D'abord Sucre, la douce.

Ses grands murs blancs, sa douceur de vivre, cette ville porte bien son nom.

L'architecture y est jolie, très coloniale avec une touche bolivienne. On parle ici du baroque hispano-bolivien.
Les églises sont sur-décorées, les couleurs sont inattendues pour le lieu : bleu turquoise, rose bonbon, la Vierge Marie y est magnifiée, dorée, argentée, comme une reine espagnole.

Sucre est aussi une ville universitaire, berceau de l'indépendance du pays. Ah, si les étudiants n'étaient pas là pour la ramener !

Un doigt de culture en plus : peinture, musique, danse…
Il y a même des marchands de bons chocolats…
Que demander de plus ?

Sucre la tranquille

Retour dans les années 60

Marché de Sucre

Dans une cimenterie proche la ville se trouve un site étonnant style jurassique parc.
Il s'agit d'une immense paroi verticale de deux kilomètres de long et de quatre-vingt
mètres de haut, recouverte de traces de pattes de dinosaures.
Autoroute à 2 voies pour dinosaures

Il y a 60 millions d'années vivaient là des colonies de différentes espèces au bord d'un grand lac.
La dérive des continents, le choc des plaques, tout en donnant naissance à la cordillère des Andes, remontaient à l'horizontale le fond de ce lac.

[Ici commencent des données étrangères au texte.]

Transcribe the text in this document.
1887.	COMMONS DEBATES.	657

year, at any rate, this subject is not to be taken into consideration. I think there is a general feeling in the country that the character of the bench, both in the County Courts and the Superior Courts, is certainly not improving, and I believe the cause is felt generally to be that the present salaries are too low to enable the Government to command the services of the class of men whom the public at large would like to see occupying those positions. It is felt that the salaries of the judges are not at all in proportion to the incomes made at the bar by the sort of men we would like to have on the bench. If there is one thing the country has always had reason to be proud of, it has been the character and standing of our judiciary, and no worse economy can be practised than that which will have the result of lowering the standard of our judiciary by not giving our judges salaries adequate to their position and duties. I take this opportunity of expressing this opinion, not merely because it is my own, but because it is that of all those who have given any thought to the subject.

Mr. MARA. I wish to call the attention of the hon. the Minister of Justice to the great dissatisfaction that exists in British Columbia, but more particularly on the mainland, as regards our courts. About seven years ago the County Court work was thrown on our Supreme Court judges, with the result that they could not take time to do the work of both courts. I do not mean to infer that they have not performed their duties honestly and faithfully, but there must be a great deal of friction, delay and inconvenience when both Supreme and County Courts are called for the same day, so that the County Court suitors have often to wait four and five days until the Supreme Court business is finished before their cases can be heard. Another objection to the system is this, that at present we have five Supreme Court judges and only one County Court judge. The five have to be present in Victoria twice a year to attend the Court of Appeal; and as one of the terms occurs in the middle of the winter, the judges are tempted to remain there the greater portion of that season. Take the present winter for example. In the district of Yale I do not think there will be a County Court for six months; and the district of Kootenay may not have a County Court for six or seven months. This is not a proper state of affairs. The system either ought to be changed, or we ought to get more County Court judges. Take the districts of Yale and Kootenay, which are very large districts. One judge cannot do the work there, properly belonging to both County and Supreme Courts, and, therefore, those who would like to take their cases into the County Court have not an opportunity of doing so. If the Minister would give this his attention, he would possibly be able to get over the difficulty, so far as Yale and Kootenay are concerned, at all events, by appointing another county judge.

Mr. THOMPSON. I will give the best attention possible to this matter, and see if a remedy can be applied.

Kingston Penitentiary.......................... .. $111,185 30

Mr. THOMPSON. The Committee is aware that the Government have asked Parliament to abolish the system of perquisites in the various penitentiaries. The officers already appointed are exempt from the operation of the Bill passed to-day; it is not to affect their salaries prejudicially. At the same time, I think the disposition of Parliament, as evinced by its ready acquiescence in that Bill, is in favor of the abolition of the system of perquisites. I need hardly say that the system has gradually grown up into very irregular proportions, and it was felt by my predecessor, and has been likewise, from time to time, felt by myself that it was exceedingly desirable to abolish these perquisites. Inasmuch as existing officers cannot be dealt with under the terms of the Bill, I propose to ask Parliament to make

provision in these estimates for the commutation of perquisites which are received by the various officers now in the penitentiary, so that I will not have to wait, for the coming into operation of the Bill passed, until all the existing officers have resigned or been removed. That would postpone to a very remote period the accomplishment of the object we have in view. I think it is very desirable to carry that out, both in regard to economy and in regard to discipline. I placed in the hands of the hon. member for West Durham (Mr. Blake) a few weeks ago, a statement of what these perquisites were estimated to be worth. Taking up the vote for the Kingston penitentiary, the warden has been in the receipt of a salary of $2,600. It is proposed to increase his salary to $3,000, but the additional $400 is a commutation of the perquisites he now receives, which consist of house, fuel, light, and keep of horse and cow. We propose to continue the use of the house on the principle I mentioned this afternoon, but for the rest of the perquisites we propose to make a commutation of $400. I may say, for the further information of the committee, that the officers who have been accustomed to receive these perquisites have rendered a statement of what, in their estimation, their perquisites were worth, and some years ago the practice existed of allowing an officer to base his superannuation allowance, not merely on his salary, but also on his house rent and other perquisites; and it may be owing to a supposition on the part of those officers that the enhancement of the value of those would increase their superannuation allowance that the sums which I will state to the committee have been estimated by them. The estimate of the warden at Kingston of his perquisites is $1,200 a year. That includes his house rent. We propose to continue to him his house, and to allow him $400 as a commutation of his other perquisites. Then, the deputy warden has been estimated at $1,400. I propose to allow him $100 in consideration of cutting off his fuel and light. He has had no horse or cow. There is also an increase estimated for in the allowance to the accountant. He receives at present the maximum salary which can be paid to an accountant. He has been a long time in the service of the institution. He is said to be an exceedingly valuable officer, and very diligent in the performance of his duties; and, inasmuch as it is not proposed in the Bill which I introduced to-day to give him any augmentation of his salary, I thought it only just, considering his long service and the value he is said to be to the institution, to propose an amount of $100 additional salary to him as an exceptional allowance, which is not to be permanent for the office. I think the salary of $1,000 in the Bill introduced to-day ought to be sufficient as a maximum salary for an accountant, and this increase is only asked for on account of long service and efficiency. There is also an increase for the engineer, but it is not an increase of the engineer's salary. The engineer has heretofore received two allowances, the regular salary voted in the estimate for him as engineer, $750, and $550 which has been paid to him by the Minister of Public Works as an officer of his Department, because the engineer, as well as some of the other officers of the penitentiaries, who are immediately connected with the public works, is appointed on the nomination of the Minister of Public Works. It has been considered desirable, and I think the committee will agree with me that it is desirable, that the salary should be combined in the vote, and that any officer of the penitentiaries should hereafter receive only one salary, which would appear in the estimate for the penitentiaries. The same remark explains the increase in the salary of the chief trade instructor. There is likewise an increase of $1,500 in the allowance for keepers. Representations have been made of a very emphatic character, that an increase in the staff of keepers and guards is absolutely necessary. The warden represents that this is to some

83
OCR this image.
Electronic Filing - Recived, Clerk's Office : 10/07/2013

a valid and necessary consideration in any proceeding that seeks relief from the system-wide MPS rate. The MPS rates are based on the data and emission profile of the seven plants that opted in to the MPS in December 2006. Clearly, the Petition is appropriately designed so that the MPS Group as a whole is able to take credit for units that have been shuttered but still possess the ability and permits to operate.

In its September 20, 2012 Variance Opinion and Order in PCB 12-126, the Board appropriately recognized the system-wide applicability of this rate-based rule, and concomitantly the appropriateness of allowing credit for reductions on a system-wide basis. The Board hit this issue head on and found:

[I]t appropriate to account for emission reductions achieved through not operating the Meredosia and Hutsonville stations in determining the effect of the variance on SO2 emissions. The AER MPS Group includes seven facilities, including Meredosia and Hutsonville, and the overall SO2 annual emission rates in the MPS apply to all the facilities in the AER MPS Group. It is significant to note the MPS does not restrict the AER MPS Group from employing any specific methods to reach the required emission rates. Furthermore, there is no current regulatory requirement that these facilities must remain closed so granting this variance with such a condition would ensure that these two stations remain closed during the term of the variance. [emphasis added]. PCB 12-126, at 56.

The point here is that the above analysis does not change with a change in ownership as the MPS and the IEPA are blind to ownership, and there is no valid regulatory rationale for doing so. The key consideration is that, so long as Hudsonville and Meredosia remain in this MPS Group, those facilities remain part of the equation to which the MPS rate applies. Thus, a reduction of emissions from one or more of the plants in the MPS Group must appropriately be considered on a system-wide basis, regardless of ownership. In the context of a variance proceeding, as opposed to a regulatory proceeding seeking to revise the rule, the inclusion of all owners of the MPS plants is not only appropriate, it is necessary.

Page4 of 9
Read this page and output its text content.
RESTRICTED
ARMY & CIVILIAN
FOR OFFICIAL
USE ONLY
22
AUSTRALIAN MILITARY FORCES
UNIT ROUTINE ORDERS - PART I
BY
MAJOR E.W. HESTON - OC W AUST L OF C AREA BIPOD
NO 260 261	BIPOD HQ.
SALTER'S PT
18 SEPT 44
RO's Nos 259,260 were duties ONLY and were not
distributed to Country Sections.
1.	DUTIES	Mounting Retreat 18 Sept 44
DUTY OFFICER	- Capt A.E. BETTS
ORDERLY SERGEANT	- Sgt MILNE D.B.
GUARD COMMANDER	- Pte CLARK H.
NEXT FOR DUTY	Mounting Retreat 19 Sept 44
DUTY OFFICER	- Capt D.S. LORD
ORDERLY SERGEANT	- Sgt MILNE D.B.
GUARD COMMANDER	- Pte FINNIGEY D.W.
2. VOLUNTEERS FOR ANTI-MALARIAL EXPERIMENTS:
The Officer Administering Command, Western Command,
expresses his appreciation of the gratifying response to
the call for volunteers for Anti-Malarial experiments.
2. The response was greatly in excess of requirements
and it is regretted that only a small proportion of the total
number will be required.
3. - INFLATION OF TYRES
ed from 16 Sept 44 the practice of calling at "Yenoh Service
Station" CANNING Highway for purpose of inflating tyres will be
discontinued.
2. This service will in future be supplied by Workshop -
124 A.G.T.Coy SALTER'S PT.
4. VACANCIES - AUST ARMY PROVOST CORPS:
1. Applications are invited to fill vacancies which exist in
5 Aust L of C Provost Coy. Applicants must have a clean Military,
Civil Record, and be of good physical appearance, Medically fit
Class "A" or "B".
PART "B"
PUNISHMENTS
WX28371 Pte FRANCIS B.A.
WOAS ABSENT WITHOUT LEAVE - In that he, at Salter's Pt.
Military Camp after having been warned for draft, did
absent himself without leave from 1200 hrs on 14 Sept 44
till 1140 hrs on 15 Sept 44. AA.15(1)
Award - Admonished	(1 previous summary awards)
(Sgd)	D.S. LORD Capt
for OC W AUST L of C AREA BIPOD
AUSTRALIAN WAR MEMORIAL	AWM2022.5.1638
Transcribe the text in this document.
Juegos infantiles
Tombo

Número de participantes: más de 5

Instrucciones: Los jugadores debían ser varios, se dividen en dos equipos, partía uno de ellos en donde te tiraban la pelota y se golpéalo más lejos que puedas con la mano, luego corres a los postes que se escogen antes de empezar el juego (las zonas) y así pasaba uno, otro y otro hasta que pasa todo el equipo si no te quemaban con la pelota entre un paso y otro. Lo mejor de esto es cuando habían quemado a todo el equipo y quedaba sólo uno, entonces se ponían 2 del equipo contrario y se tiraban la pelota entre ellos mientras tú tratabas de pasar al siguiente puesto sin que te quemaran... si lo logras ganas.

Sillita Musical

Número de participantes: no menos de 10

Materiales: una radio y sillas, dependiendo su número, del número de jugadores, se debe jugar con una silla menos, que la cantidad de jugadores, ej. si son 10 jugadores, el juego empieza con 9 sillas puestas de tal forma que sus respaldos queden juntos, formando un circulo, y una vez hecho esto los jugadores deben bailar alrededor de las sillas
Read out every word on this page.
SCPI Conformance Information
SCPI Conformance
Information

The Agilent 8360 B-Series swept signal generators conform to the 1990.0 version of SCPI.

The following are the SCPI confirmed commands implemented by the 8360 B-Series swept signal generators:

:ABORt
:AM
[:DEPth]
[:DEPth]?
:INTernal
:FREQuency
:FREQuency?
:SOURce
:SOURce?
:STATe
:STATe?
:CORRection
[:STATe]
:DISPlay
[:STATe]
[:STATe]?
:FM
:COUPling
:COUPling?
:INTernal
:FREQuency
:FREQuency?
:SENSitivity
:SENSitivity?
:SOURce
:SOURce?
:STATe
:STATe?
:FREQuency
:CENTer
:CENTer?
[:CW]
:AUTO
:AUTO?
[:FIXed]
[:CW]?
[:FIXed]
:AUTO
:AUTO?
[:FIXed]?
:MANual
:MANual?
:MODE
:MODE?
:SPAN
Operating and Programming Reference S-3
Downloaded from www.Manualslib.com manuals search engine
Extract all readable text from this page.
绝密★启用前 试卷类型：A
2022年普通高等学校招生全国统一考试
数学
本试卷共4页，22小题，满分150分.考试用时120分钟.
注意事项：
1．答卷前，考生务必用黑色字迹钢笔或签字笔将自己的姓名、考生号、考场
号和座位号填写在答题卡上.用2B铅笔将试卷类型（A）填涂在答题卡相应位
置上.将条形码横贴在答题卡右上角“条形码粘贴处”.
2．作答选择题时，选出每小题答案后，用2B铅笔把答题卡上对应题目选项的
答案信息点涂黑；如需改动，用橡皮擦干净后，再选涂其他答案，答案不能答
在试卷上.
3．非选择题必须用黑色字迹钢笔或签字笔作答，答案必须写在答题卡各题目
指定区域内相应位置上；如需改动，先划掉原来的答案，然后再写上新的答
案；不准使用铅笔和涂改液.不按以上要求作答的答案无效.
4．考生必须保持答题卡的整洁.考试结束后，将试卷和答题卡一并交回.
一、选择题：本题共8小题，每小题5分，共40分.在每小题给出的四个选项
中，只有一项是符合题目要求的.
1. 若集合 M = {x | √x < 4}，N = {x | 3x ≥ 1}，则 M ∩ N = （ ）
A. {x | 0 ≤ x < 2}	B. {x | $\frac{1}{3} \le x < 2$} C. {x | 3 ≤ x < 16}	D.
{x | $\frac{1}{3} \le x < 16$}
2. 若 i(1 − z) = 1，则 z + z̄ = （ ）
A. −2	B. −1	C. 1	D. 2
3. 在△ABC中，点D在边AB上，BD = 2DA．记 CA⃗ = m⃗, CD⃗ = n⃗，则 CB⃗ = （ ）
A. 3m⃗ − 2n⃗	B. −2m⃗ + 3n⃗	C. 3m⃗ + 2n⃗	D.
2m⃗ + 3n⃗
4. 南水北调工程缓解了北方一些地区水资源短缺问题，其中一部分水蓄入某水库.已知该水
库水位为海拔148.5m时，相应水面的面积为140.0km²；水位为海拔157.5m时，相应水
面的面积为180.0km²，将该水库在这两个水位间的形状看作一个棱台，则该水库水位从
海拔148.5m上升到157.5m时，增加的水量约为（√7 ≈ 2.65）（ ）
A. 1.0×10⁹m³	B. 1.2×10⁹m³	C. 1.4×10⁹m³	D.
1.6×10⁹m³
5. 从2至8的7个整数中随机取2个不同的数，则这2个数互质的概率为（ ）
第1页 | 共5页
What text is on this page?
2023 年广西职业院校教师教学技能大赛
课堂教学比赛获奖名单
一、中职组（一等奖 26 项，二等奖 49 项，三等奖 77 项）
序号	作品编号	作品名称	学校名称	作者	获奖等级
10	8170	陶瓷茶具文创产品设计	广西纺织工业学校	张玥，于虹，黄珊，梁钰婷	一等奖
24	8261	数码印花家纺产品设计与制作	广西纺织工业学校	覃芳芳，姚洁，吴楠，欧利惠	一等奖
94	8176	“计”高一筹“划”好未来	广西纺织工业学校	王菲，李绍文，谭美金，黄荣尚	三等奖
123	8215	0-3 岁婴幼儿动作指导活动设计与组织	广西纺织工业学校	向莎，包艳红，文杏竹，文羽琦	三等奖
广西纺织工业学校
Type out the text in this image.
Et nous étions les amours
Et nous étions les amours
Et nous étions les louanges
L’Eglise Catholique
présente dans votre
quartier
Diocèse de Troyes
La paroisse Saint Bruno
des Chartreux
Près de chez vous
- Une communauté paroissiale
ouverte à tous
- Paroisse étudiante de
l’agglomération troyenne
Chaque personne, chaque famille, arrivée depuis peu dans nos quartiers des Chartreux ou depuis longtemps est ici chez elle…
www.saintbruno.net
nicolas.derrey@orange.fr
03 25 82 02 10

On se sent tout petit, tout à coup !

60 millions d'années les séparent

Tout autour de la ville, sur les collines, on voit de magnifiques villas. Il faut bien que l'argent des mines de Potosi serve à quelques-uns uns, à moins que ce soit l'argent de la coca (plus on descend, plus on s'approche des régions de production).

Après cette halte bien agréable, nous sommes repartis vers Cochabamba. Cette ville est plus grande, plus sale, moins belle mais plus animée.
Les rues s'animent le soir, les pubs se remplissent. Ce n'est pas une ville où l'on dort beaucoup.
Dommage pour nous.

Nous nous sommes inscrits à des cours de cuisine. Les saltenas et autres empenadas n'ont plus de secrets pour nous.

Ici, comme partout, vivent une flopée d'enfants des rues qui assurent seuls leur existence.
Nous avons rencontré Juan qui, à 11 ans était seul ici, ses parents vivaient à Sucre (16 heures de bus), il cirait des chaussures.
Marc était dans un bistrot avec l'ordinateur à classer des photos de Sucre, le petit garçon a reconnu sa ville, des visages d'autres enfants cireurs de chaussures. Cette après midi là : vacances pour Juan, cinéma non-stop…
"Sucre mas, por favor*" demanda t-il d'abord 3 ou 4 fois pour lui.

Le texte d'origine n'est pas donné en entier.